Don’t believe me? Watch this video of new Senator Al Franken at the State Fair in Minnesota, confronted by some people who say they are against health care reform. Franken manages to have a civil, intelligent, and substantive discussion about health care in the US, and how we can reform it.

Naturally, this won’t get any attention from the mainstream media.



  1. starluna wrote:

    I understand at the Lynch meeting last night, it was the same. I do wonder whether the woman in the Tea Party t-shirt was at all convinced by or at least understanding what Franken was trying to say.

    Friday, September 4, 2009 at 7:22 am | Permalink
  2. Daniel Habtemariam wrote:

    I went to John Kerry’s town hall meeting on Wednesday, and it was the same way. Kerry went through a laundry list of things that everyone agreed on, and the libertarian sitting next to me was quite civil in his objections. There were (borrowing Barney Frank’s term) a few dining-room-table dissenters, but they really were a small minority. I actually couldn’t believe how many more single-payer proponents there were (and how much louder they were).

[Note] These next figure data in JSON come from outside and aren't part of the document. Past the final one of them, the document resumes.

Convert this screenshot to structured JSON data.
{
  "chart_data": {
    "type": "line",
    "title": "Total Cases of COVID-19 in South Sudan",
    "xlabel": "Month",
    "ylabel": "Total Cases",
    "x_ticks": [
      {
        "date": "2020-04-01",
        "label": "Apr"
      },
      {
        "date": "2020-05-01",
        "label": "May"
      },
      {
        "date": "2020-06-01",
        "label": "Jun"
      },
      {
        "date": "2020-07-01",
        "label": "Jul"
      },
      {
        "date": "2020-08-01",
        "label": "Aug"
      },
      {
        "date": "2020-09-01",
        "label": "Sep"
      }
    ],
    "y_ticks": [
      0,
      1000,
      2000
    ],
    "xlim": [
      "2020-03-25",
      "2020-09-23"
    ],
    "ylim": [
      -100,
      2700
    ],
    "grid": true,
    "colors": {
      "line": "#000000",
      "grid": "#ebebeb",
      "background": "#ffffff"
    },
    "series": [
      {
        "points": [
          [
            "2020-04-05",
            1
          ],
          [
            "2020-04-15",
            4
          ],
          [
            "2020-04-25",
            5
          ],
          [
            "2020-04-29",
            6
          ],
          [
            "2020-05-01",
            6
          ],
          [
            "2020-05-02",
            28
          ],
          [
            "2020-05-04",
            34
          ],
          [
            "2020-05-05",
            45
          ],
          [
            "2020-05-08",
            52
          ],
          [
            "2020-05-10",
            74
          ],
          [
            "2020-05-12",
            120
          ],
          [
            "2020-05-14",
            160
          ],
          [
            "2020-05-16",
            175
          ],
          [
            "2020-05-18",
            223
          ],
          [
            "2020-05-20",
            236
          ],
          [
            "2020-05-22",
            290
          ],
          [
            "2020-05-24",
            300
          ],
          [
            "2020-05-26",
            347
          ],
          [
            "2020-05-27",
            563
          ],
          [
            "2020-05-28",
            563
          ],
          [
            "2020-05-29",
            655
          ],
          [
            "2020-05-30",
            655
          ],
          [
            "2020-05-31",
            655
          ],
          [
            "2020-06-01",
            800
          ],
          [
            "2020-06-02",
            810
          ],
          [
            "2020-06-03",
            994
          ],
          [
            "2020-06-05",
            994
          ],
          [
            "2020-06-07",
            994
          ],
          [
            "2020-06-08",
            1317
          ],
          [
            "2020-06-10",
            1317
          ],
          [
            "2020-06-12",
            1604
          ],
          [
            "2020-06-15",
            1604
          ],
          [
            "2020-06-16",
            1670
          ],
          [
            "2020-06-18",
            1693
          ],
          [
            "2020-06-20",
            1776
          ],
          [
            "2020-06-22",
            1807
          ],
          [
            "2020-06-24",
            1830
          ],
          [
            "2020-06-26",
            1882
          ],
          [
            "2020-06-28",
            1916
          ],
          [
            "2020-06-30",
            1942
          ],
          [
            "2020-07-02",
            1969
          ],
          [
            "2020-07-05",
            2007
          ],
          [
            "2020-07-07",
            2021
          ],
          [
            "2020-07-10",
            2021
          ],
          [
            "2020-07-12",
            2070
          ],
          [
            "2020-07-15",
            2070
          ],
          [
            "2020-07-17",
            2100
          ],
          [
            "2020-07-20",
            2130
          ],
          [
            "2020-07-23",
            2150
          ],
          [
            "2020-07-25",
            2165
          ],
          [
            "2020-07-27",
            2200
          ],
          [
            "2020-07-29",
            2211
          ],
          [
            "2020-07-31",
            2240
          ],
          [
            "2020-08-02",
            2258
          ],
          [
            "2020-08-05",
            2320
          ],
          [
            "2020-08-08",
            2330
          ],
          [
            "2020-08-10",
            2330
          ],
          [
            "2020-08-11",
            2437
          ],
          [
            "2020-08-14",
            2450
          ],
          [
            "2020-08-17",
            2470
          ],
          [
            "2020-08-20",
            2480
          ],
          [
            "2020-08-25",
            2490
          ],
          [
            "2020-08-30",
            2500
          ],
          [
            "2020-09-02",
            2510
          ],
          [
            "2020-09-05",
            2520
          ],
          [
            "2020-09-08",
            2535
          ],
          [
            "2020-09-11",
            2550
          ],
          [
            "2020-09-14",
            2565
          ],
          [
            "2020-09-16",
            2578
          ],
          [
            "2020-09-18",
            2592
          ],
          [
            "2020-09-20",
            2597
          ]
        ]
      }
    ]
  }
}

    I’m beginning to think TV viewership is down, especially among younger adults, and so the vitriolic scenes you see on TV news is there because:
    (1) they’re clamoring for ratings,
    (2) it’s easier to cover conflicts in public opinion than it is to cover complex policy issues, and
    (3) it’s safer and less controversial to cover the horse race than the policy; news media organizations are constantly assaulted on the right (and on the left) for this or that ideological bias, and so they strive to be balanced rather than neutral by parroting uncritically what they hear from both sides.

    Friday, September 4, 2009 at 8:58 am | Permalink
  3. Sammy wrote:

    It is rather ironic that “people” get up in arms over politicians who, as they say, “vote whichever way the polls dictate” and then complain to politicians when they don’t vote “the will of the people”.

    Friday, September 4, 2009 at 10:29 am | Permalink
  4. starluna wrote:

    I didn’t know Kerry was having a town hall. Capuano (my rep) has always preferred the telephone town hall. Given the composition of this district, I can’t blame him. It seems to me that in Boston, we don’t really have much of the Tea Party loonies. We have plenty of the LaRouche loonies and the ones that believe that their view of things is “the will of the people”.